The news was welcomed by IMF Managing Director Kristalina Georgieva who said the G7 finance ministers’ meeting was “productive”.

Last year the IMF said it wanted the allocation of SDRs to rise to the equivalent of US$500 billion from the US$293 billion agreed at the time of the last expansion in 2009, just after the global financial crisis.

That expansion was opposed by then US President Donald Trump. Last month US Treasury Secretary Janet Yellen said she would like an expansion but wanted greater transparency about how the SDRs would be used and traded.
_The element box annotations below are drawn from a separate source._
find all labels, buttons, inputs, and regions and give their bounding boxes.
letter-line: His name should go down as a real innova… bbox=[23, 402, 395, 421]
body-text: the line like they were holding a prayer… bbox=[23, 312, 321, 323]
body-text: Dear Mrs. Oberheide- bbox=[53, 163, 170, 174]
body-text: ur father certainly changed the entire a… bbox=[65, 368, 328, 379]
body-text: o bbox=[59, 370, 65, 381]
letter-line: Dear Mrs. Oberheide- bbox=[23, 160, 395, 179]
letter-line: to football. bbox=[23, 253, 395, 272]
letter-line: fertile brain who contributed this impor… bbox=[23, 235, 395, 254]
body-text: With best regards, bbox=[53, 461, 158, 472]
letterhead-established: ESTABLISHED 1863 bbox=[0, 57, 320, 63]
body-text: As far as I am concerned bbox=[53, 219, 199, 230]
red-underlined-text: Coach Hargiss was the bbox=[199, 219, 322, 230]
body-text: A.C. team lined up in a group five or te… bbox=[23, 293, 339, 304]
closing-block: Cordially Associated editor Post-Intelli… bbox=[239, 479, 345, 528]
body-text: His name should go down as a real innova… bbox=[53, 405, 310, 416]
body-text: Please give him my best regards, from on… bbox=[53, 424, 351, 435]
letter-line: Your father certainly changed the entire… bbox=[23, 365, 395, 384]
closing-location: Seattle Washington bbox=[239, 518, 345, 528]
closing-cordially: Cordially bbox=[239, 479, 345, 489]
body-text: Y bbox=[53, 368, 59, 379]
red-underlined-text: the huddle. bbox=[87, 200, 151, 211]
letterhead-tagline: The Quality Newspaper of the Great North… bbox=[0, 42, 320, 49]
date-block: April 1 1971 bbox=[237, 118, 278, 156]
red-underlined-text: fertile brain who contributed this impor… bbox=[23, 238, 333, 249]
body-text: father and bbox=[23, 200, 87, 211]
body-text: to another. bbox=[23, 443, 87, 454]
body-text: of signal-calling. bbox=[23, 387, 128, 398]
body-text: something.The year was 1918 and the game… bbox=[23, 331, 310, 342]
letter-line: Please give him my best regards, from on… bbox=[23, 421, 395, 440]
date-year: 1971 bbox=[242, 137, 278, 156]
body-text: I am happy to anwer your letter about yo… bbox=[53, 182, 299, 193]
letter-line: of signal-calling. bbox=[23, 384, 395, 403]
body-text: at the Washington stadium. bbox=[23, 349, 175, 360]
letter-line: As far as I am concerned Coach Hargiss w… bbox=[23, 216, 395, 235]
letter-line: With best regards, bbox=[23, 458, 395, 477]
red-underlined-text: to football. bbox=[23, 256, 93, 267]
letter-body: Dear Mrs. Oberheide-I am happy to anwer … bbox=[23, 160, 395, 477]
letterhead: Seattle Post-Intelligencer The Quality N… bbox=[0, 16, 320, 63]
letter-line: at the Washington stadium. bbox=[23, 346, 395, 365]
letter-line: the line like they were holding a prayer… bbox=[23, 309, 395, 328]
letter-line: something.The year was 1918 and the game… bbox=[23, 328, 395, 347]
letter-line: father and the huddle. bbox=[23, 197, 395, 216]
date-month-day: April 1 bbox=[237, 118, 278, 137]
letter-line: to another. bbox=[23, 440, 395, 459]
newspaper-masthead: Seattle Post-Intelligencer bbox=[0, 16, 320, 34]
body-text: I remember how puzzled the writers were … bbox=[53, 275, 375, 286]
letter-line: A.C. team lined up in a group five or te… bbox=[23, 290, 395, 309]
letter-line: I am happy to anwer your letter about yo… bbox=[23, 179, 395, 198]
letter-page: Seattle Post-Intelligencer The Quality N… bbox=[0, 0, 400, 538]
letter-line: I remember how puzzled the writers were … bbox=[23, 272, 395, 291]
US sources said that at the G7 talks an increase of around US$650 billion had been under discussion.

Even if Yellen wins consensus for an SDR allocation that falls below the threshold requiring approval by the US Congress – about US$679 billion based on today’s exchange rates – the US domestic politics are tricky.

Congressional Republicans have already complained the move would fail to target the countries in most need of the funds but would provide free cash reserves to China, Iran and other countries seen as adversaries by the Trump administration.

Senior Republican lawmaker French Hill said in a recent letter to Yellen that more SDRs “would deliver unconditional liquidity to some of the most brutal dictatorships in the world”.

Any expansion of SDRs will also need to be agreed with countries outside the G7, including China, before the IMF’s spring meeting in April.

Credit ratings agency Fitch said an increase in SDRs to US$500 billion would be equivalent to 0.5% of global annual economic output and represent 3.5% of global financial reserves.

“It will help countries to deal with immediate external financing pressures, but is insufficient to alleviate broader debt service challenges,” Fitch wrote in a note to clients.